You've created a complete world for Jennifer and Ellie, with a broad spectrum of friends, coworkers, and employees. Of your secondary characters, who is your favorite and why?

I did love writing Don, the news editor, mostly because I used to have an editor just like him; a wisecracking news junkie, but incredibly loyal to his colleagues. There was proper love between him and Anthony. I also had a soft spot for Moira Parker. She was so much the product of her time, and so obviously destined to be disappointed. I could picture her even before I started to write her.

How much of your own experience as a journalist went into writing Ellie's scenes at the newspaper? Now that you're focusing on fiction, do you miss that daily newsroom environment? What lessons from journalism have you applied to your fiction writing?

I think it took me a good year of being a full-time writer before I stopped missing the adrenaline of the newsroom. And even now, when a big news event happens, I have to resist the urge to call up and ask if they need an extra pair of hands.

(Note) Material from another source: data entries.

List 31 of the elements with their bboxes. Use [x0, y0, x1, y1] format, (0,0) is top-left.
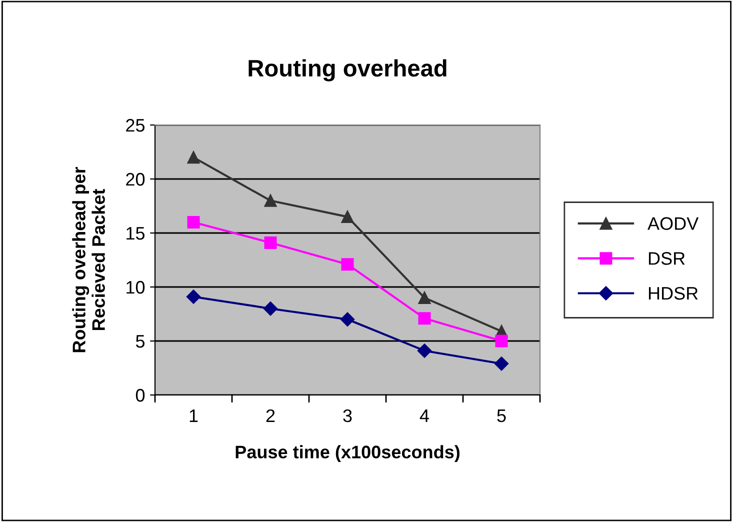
- point: [186, 290, 201, 304]
- point: [264, 236, 277, 249]
- x-tick-label: 4: [420, 410, 429, 422]
- y-axis-title: Routing overhead per Recieved Packet: [72, 166, 105, 352]
- y-tick-label: 25: [126, 118, 145, 132]
- point: [341, 210, 354, 224]
- point: [494, 356, 509, 371]
- y-tick-label: 5: [136, 335, 145, 348]
- point: [263, 302, 278, 316]
- legend-label: HDSR: [648, 286, 698, 300]
- x-axis-title: Pause time (x100seconds): [236, 445, 460, 462]
- y-tick-label: 10: [126, 280, 145, 294]
- y-tick-label: 0: [136, 388, 145, 402]
- point: [418, 292, 431, 304]
- x-tick-label: 2: [266, 409, 275, 422]
- point: [418, 312, 431, 325]
- point: [187, 216, 200, 228]
- legend-label: DSR: [648, 252, 685, 265]
- point: [264, 194, 277, 207]
- point: [341, 258, 354, 271]
- point: [417, 344, 432, 358]
- chart-title: Routing overhead: [248, 59, 446, 82]
- point: [340, 312, 355, 326]
- point: [187, 151, 200, 164]
- point: [495, 334, 508, 348]
- x-tick-label: 5: [497, 410, 506, 422]
- legend-label: AODV: [648, 217, 699, 230]
- y-tick-label: 20: [126, 172, 145, 186]
- y-tick-label: 15: [126, 227, 145, 240]
- x-tick-label: 3: [343, 409, 352, 422]
- x-tick-label: 1: [190, 410, 198, 422]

To get over it, I have a shared office in a small town near where I live; it means I have a fresh source of gossip and a reason to get dressed in the mornings.

And yes, a lot of my experience went into the newsroom scenes. I also went to the British Newspaper Library and immersed myself in newspapers of the day so that I could get a real sense of the preoccupations of the era, its language and advertisements. The asbestos plotline came from a huge advertising pullout on "Asbestos the Wonder Mineral" I found while doing my research.

Journalism has taught me so many things useful for writing fiction. The first is to see stories everywhere; journalism really teaches you to listen and to ask questions—why is that window always open? Is this wonder mineral really as good as it seems? Why does Mrs. Smith at No. 42 race off as soon as her husband leaves?

It also taught me that it's my responsibility to keep the reader interested. In journalism, if the reader doesn't get beyond the intro, then it's your fault. I can't see the difference with fiction. But mostly—and my publishers love me for this—it means I never miss a deadline.

The first and the last sentence of a novel have tremendous impact on a reader. As a writer, how do you know when you've finally captured those moments? Why did you choose the sentences that you did?

I'm not sure you do know, apart from in your gut. All I know is that I tweak and fiddle until it feels right. And often, until it makes me cry. If my own scenes don't move me, I don't believe they'll move anyone else. So often it's a matter of reworking something until I'm sobbing.

Writing is a very strange profession.